Use group by to aggregate data by a specific value(s). When group by is included in the query, the output dataset includes just the last records aggregated by the specified value. In the below examples, we use the aggregate function count{}() to get a number of records for each aggregated group for demonstration purposes.

tip

QQL supports group by by BOOLEAN, CHAR, DATETIME, TIMEOFDAY, INTEGER, VARCHAR, and ENUM.

For example, let's group by by a specific object type:

Examples with GROUP BY keyword
-- Output dataset includes the last records aggregated by symbol.
SELECT * FROM binance GROUP BY symbol

-- aggregates the output by the entry.level
-- count{}() aggregate function provides a records count for each aggregated group
SELECT entry.*, entry.level, count{}()
FROM binance
ARRAY JOIN entries AS entry
GROUP BY entry.level

You can group by by more than one value:

-- Output dataset includes the last records aggregated by entry.level and symbol, count() aggregate function provides a records count for each aggregated group.
SELECT entry.*, entry.level, count{}()
FROM binance
ARRAY JOIN entries AS entry
GROUP BY entry.level, symbol

group by does not have to be performed by a specific column name, like in previous examples. You can group by a calculated value:

SELECT THIS.*, avg{}(totalQuantity) FROM infoA GROUP BY (infoIdA % 3)

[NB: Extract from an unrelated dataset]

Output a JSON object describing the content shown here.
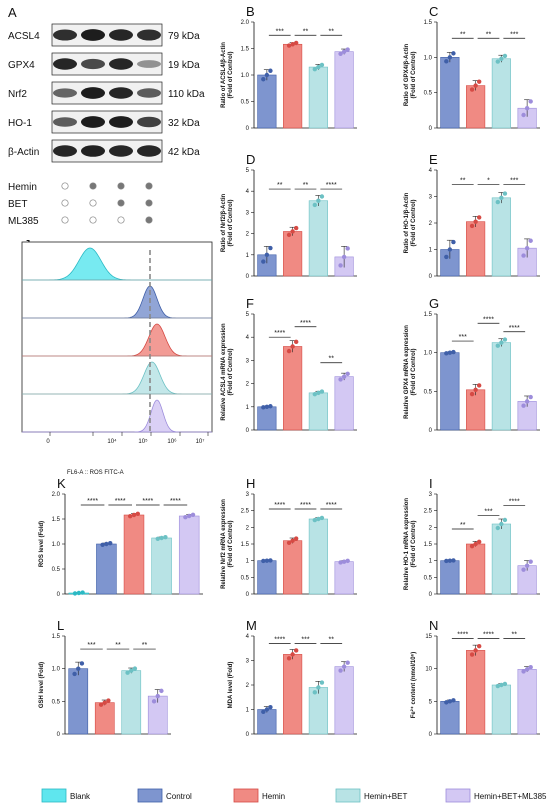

There may be a case, depending on each server configurations, when there is not enough server memory to process all the created groups at once, when their count is very large. In this case, groups are cached on disk, which may cause a significant query performance downgrade. There is a TimeBase server java vm system property called maxGroupsCount which is set to one million by default: -DTimeBase.qql.maxGroupsCount=1000000. When the groups count reaches the maxGroupsCount value groups start to get cached on disk. On top of that, the system performs a server memory check before the caching procedure each time the groups count overpasses maxGroupsCount value by 5%. To release the server memory, query may be performed in several steps, processing maxGroupsCount in each step, which may cause delays in query processing. Please keep it in mind when creating your queries.

Group by Timestamp

Group by timestamp is not an efficient operation as it produces a large number of groups. Use over time (1ms) when you need to group by timestamp:

-- Sum total traded size for each timestamp
select sum{}(entry.size) from binance
array join (entries as array(TradeEntry)) as entry
over time (1ms)
where entry is not null